Malka Leifer: Israeli ex-principal jailed for sexually abusing Australian students

Malka Leifer, a former Australian teacher accused of dozens of cases of sexual abuse of girls at a school, arrives for a hearing at the District Court in Jerusalem on February 27, 2018.
Malka Leifer (R) was extradited from Israel to Australia in 2021

An Israeli former principal will spend up to 15 years in jail for sexually assaulting two students at an ultra-Orthodox Jewish school in Australia.

Malka Leifer raped and indecently assaulted sisters Dassi Erlich and Elly Sapper between 2003 and 2007, a jury found in April.

The 56-year-old was found not guilty of abusing a third sister, Nicole Meyer.

Leifer's sentencing ends a 15-year push for the mother-of-eight to face justice.

She had pleaded not guilty to more than two dozen charges and spent years fighting extradition from Israel. But in 2021, an Israeli judge found she had faked mental illness to avoid facing the courts and ordered she be sent to Melbourne.

During a lengthy trial, the jury heard evidence that Leifer had abused the sisters in locked classrooms, on school camps, and at the head teacher's home.

Detailing the 18 charges on Thursday, judge Mark Gamble called her offending "insidious".

Leifer was a revered figure at the Adass Israel School, awed almost like a rabbi, he said. And the sisters were starved of love and in need of protection - emotionally and physically abused at home by their mother and completely uneducated about sex.

"This case is striking for just how vulnerable these victims were, and for the calculating way in which the offender, Mrs Leifer, took callous advantage... for her own perverse sexual gratification," the judge said.

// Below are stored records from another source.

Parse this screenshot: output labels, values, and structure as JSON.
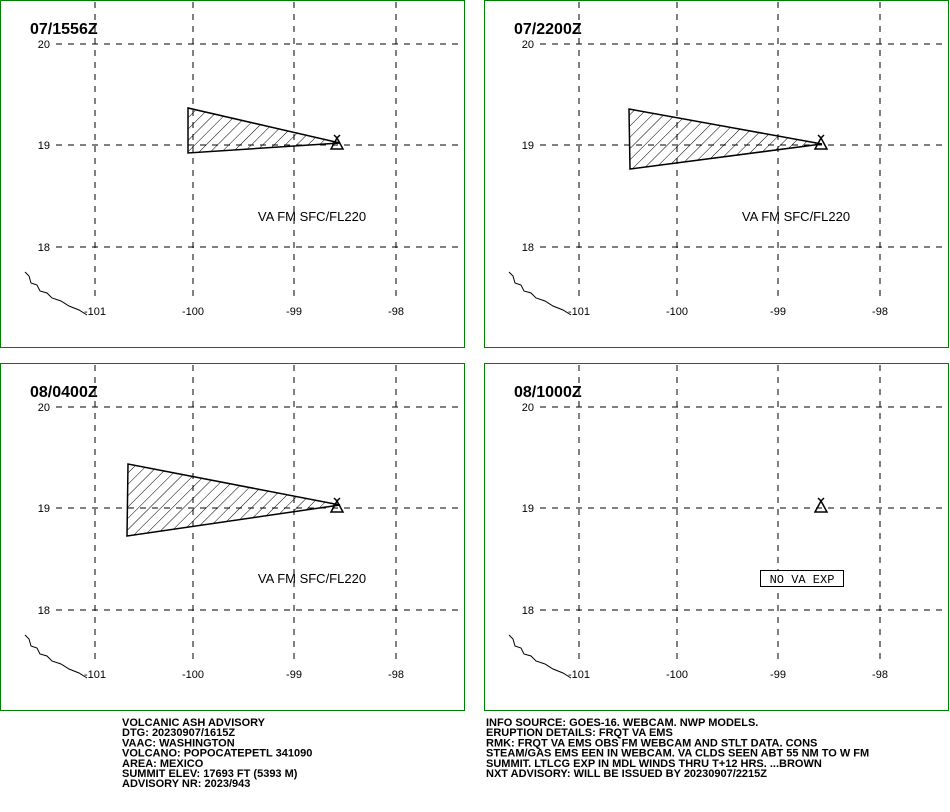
{
  "panels": [
    {
      "title": "07/1556Z",
      "lat_labels": [
        "20",
        "19",
        "18"
      ],
      "lon_labels": [
        "-101",
        "-100",
        "-99",
        "-98"
      ],
      "note": "VA FM SFC/FL220"
    },
    {
      "title": "07/2200Z",
      "lat_labels": [
        "20",
        "19",
        "18"
      ],
      "lon_labels": [
        "-101",
        "-100",
        "-99",
        "-98"
      ],
      "note": "VA FM SFC/FL220"
    },
    {
      "title": "08/0400Z",
      "lat_labels": [
        "20",
        "19",
        "18"
      ],
      "lon_labels": [
        "-101",
        "-100",
        "-99",
        "-98"
      ],
      "note": "VA FM SFC/FL220"
    },
    {
      "title": "08/1000Z",
      "lat_labels": [
        "20",
        "19",
        "18"
      ],
      "lon_labels": [
        "-101",
        "-100",
        "-99",
        "-98"
      ],
      "note": "NO VA EXP"
    }
  ],
  "advisory_left": [
    "VOLCANIC ASH ADVISORY",
    "DTG: 20230907/1615Z",
    "VAAC: WASHINGTON",
    "VOLCANO: POPOCATEPETL 341090",
    "AREA: MEXICO",
    "SUMMIT ELEV: 17693 FT (5393 M)",
    "ADVISORY NR: 2023/943"
  ],
  "advisory_right": [
    "INFO SOURCE: GOES-16. WEBCAM. NWP MODELS.",
    "ERUPTION DETAILS: FRQT VA EMS",
    "RMK: FRQT VA EMS OBS FM WEBCAM AND STLT DATA. CONS",
    "STEAM/GAS EMS EEN IN WEBCAM. VA CLDS SEEN ABT 55 NM TO W FM",
    "SUMMIT. LTLCG EXP IN MDL WINDS THRU T+12 HRS. ...BROWN",
    "NXT ADVISORY: WILL BE ISSUED BY 20230907/2215Z"
  ]
}
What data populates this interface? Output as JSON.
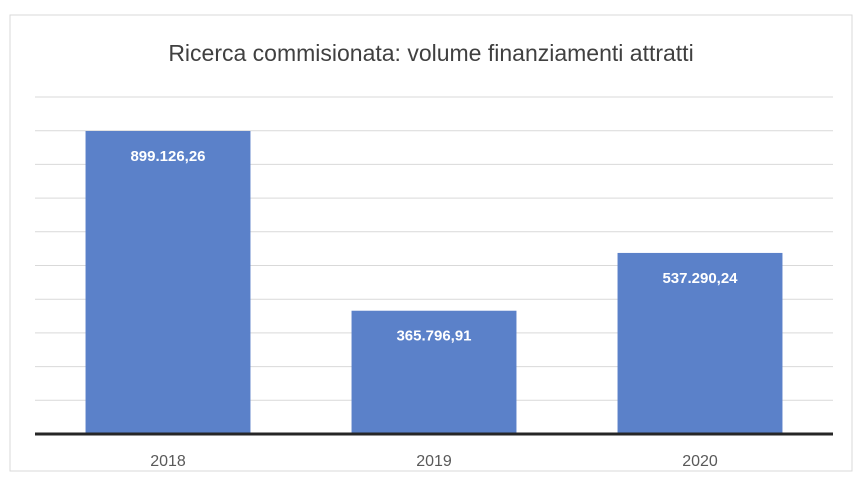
{
  "chart_data": {
    "type": "bar",
    "title": "Ricerca commisionata: volume finanziamenti attratti",
    "categories": [
      "2018",
      "2019",
      "2020"
    ],
    "values": [
      899126.26,
      365796.91,
      537290.24
    ],
    "value_labels": [
      "899.126,26",
      "365.796,91",
      "537.290,24"
    ],
    "color": "#5b81c9",
    "ylim": [
      0,
      1000000
    ],
    "yticks": [
      0,
      100000,
      200000,
      300000,
      400000,
      500000,
      600000,
      700000,
      800000,
      900000,
      1000000
    ],
    "grid": true
  }
}
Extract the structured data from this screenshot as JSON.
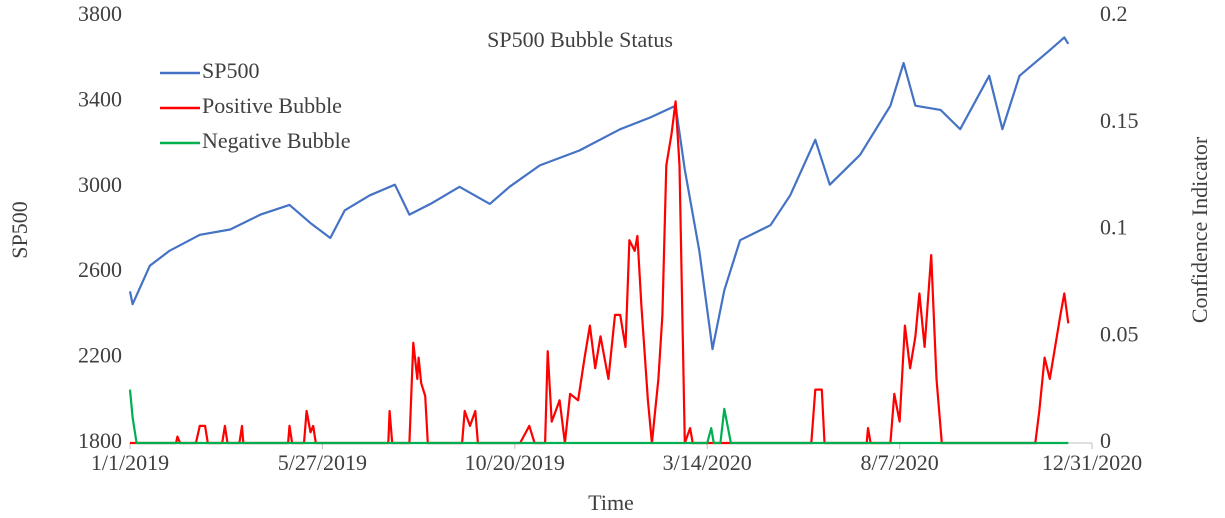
{
  "chart_data": {
    "type": "line",
    "title": "SP500 Bubble Status",
    "xlabel": "Time",
    "ylabel": "SP500",
    "y2label": "Confidence Indicator",
    "xlim": [
      "2019-01-01",
      "2020-12-31"
    ],
    "xticks": [
      {
        "value": "2019-01-01",
        "label": "1/1/2019"
      },
      {
        "value": "2019-05-27",
        "label": "5/27/2019"
      },
      {
        "value": "2019-10-20",
        "label": "10/20/2019"
      },
      {
        "value": "2020-03-14",
        "label": "3/14/2020"
      },
      {
        "value": "2020-08-07",
        "label": "8/7/2020"
      },
      {
        "value": "2020-12-31",
        "label": "12/31/2020"
      }
    ],
    "ylim": [
      1800,
      3800
    ],
    "yticks": [
      1800,
      2200,
      2600,
      3000,
      3400,
      3800
    ],
    "y2lim": [
      0,
      0.2
    ],
    "y2ticks": [
      0,
      0.05,
      0.1,
      0.15,
      0.2
    ],
    "legend": "upper left",
    "grid": false,
    "series": [
      {
        "name": "SP500",
        "color": "#4472c4",
        "x": [
          "2019-01-01",
          "2019-01-03",
          "2019-01-16",
          "2019-01-31",
          "2019-02-23",
          "2019-03-18",
          "2019-04-10",
          "2019-05-02",
          "2019-05-18",
          "2019-06-02",
          "2019-06-13",
          "2019-07-02",
          "2019-07-21",
          "2019-08-01",
          "2019-08-17",
          "2019-09-08",
          "2019-10-01",
          "2019-10-16",
          "2019-11-08",
          "2019-12-08",
          "2020-01-08",
          "2020-01-31",
          "2020-02-19",
          "2020-02-26",
          "2020-03-08",
          "2020-03-18",
          "2020-03-27",
          "2020-04-08",
          "2020-05-01",
          "2020-05-16",
          "2020-06-04",
          "2020-06-15",
          "2020-07-08",
          "2020-07-31",
          "2020-08-10",
          "2020-08-19",
          "2020-09-07",
          "2020-09-22",
          "2020-10-14",
          "2020-10-24",
          "2020-11-06",
          "2020-11-29",
          "2020-12-10",
          "2020-12-13"
        ],
        "values": [
          2510,
          2450,
          2630,
          2700,
          2775,
          2800,
          2870,
          2915,
          2830,
          2760,
          2890,
          2960,
          3010,
          2870,
          2920,
          3000,
          2920,
          3000,
          3100,
          3170,
          3270,
          3325,
          3380,
          3080,
          2700,
          2240,
          2515,
          2750,
          2820,
          2960,
          3220,
          3010,
          3150,
          3380,
          3580,
          3380,
          3360,
          3270,
          3520,
          3270,
          3520,
          3640,
          3700,
          3670
        ]
      },
      {
        "name": "Positive Bubble",
        "color": "#ff0000",
        "axis": "y2",
        "x": [
          "2019-01-01",
          "2019-02-05",
          "2019-02-06",
          "2019-02-08",
          "2019-02-20",
          "2019-02-23",
          "2019-02-27",
          "2019-03-01",
          "2019-03-12",
          "2019-03-14",
          "2019-03-16",
          "2019-03-25",
          "2019-03-27",
          "2019-03-28",
          "2019-05-01",
          "2019-05-02",
          "2019-05-04",
          "2019-05-13",
          "2019-05-15",
          "2019-05-18",
          "2019-05-20",
          "2019-05-22",
          "2019-07-16",
          "2019-07-17",
          "2019-07-19",
          "2019-08-01",
          "2019-08-04",
          "2019-08-07",
          "2019-08-08",
          "2019-08-10",
          "2019-08-13",
          "2019-08-15",
          "2019-09-10",
          "2019-09-12",
          "2019-09-16",
          "2019-09-20",
          "2019-09-22",
          "2019-10-24",
          "2019-10-31",
          "2019-11-04",
          "2019-11-12",
          "2019-11-14",
          "2019-11-17",
          "2019-11-20",
          "2019-11-23",
          "2019-11-27",
          "2019-12-01",
          "2019-12-07",
          "2019-12-12",
          "2019-12-16",
          "2019-12-20",
          "2019-12-24",
          "2019-12-30",
          "2020-01-04",
          "2020-01-08",
          "2020-01-12",
          "2020-01-15",
          "2020-01-19",
          "2020-01-21",
          "2020-01-24",
          "2020-01-29",
          "2020-02-01",
          "2020-02-06",
          "2020-02-09",
          "2020-02-12",
          "2020-02-16",
          "2020-02-19",
          "2020-02-22",
          "2020-02-26",
          "2020-03-01",
          "2020-03-03",
          "2020-06-01",
          "2020-06-04",
          "2020-06-09",
          "2020-06-11",
          "2020-07-13",
          "2020-07-14",
          "2020-07-16",
          "2020-07-31",
          "2020-08-03",
          "2020-08-07",
          "2020-08-11",
          "2020-08-15",
          "2020-08-19",
          "2020-08-22",
          "2020-08-26",
          "2020-08-31",
          "2020-09-04",
          "2020-09-08",
          "2020-11-18",
          "2020-11-21",
          "2020-11-25",
          "2020-11-29",
          "2020-12-03",
          "2020-12-07",
          "2020-12-10",
          "2020-12-13"
        ],
        "values": [
          0,
          0,
          0.003,
          0,
          0,
          0.008,
          0.008,
          0,
          0,
          0.008,
          0,
          0,
          0.008,
          0,
          0,
          0.008,
          0,
          0,
          0.015,
          0.005,
          0.008,
          0,
          0,
          0.015,
          0,
          0,
          0.047,
          0.03,
          0.04,
          0.028,
          0.022,
          0,
          0,
          0.015,
          0.008,
          0.015,
          0,
          0,
          0.008,
          0,
          0,
          0.043,
          0.01,
          0.015,
          0.02,
          0,
          0.023,
          0.02,
          0.04,
          0.055,
          0.035,
          0.05,
          0.03,
          0.06,
          0.06,
          0.045,
          0.095,
          0.09,
          0.097,
          0.065,
          0.02,
          0,
          0.03,
          0.06,
          0.13,
          0.145,
          0.16,
          0.13,
          0,
          0.007,
          0,
          0,
          0.025,
          0.025,
          0,
          0,
          0.007,
          0,
          0,
          0.023,
          0.01,
          0.055,
          0.035,
          0.05,
          0.07,
          0.045,
          0.088,
          0.03,
          0,
          0,
          0.015,
          0.04,
          0.03,
          0.045,
          0.06,
          0.07,
          0.056
        ]
      },
      {
        "name": "Negative Bubble",
        "color": "#00b050",
        "axis": "y2",
        "x": [
          "2019-01-01",
          "2019-01-03",
          "2019-01-06",
          "2020-03-14",
          "2020-03-17",
          "2020-03-19",
          "2020-03-24",
          "2020-03-27",
          "2020-04-01",
          "2020-12-13"
        ],
        "values": [
          0.025,
          0.012,
          0,
          0,
          0.007,
          0,
          0,
          0.016,
          0,
          0
        ]
      }
    ]
  }
}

Addressing "powerful" victim impact statements from Ms Sapper and Ms Erlich in which they spoke about lasting feelings of guilt, shame and fear, Judge Gamble stressed they were "completely innocent" of the "predatory behaviour" of Leifer.

"It is she and she alone who should feel guilty and ashamed for what occurred."

Considering the time she has already served in prison, Leifer will be eligible for parole in June 2029.

Speaking alongside her sisters outside court, Ms Erlich said the sentence was the end of a long and traumatic chapter of their lives.

"We are here today because we did not give up," she said.

"And while we know that the onus of fighting for justice should not be up to survivors, this fight was never just for us.

"To any other survivors in this nightmare: you are never alone, we are all behind you."

Now Leifer's trial has concluded, police have reopened an investigation into her attempts to evade justice.

The headteacher fled to Israel in 2008 after accusations were raised against her, reportedly with the help of members of the school board. She was arrested at Australia's request in 2014, but two years later an Israeli court suspended her extradition, ruling her to be mentally unfit for trial.

But undercover private investigators later filmed her shopping and depositing a cheque at a bank, leading Israeli authorities to investigate and re-arrest her in February 2018. A judge there said she had been "impersonating someone with mental illness".